When it comes to joint action – doing a project together, or forming a company, or running a household – a bargain of a sort is needed to figure out who does how much labor, and who gets what rewards. The bargain need not be explicit, but somehow the issue must be settled. In general, accommodating demands tend to be safe ones in bargains. If you accommodate, usually your partner will be satisfied. When individuals are quickly learning to bargain with another group, this means that in many cases they quickly move towards accommodation. (Think, “don’t worry, I’ll finish the memo” or “I’ll stay to finish cleaning up”.) Once this happens, the majority group can more slowly learn to take advantage of this accommodating behavior by demanding a lot of their partners.
Under other conditions, small groups can actually gain an advantage by learning quickly. This depends on the details of the kind of interaction they are engaged it. I’ve argued, though, that in many real-world cases we should expect conditions to hold that will disadvantage minority groups, including those with intersectional identities.
Of course, much discriminatory behavior is more nefarious than this. It often involves racial, gender, or other biases against members of certain social groups. Given what we’d found in our models, though, my collaborators and I began to wonder whether this simple mechanism – based only on group size and learning speed – could lead to disadvantage for real humans.

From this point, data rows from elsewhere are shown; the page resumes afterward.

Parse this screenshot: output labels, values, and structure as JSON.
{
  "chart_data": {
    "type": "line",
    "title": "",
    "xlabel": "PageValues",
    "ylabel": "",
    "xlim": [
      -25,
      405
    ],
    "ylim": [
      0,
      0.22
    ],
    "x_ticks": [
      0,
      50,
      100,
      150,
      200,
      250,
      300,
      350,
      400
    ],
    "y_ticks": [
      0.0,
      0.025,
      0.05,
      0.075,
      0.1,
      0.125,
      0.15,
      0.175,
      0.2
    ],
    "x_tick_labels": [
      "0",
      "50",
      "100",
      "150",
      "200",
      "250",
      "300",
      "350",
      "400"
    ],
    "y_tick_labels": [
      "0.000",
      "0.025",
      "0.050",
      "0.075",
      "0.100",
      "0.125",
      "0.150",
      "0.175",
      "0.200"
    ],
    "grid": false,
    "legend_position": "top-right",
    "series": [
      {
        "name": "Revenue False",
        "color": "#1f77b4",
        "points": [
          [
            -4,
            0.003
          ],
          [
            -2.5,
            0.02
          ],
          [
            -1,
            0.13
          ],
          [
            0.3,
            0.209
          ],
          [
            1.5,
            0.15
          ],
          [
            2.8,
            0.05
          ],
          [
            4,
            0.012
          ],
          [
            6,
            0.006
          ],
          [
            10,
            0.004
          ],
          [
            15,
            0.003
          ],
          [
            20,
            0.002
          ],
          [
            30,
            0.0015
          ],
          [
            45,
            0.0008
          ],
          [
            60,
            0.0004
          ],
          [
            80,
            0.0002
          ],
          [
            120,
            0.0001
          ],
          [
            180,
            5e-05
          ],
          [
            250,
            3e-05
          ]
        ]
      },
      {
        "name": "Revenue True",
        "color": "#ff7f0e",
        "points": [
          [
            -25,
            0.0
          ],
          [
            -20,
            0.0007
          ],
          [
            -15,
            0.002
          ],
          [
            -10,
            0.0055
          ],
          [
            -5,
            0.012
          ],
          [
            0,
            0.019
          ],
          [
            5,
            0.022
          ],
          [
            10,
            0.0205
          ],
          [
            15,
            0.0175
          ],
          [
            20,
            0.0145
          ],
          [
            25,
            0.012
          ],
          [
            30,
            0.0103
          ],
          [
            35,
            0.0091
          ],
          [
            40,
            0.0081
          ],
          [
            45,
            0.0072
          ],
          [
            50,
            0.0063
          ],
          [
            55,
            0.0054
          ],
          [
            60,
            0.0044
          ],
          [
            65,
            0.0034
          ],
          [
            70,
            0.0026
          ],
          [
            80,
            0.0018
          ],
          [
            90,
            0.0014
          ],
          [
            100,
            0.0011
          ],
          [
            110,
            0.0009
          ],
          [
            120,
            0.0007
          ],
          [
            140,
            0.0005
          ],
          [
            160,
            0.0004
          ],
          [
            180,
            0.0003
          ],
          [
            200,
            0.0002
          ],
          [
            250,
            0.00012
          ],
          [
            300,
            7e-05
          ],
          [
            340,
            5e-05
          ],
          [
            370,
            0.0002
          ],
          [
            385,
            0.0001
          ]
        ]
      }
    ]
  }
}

We asked experimental subjects to engage in bargaining interactions between two groups. One group was smaller than the other, but otherwise the two groups were completely identical. After having the groups learn to interact with each other, we checked to see how much money they had earned through their bargaining. We found that, on average, the smaller groups earned significantly less, perhaps because of the very mechanism we had identified. This study is not definitive. It is relatively small, and involves restrictive lab conditions. But it points to a general take-away about the use of simplified models to study complex social phenomena.
Without the models we developed to study inequality, we never would have guessed that just being in a small group might be a disadvantage. There was no a priori reason to test such a hypothesis. Once modeling work opened up this possibility, though, it gave us reason to experiment. In general, models can point us to possibilities we might never have imagined without computational resources. They can tell us what dynamical effects might plausibly occur in the social realm. Of course, they can’t tell us for sure whether or not these effects are actually at play. But they can direct us towards empirical work that we otherwise would never have engage in. When used carefully, and with the right back and forth with other methods, models are an important part of the social science toolbox, even for topics as complex as unfairness.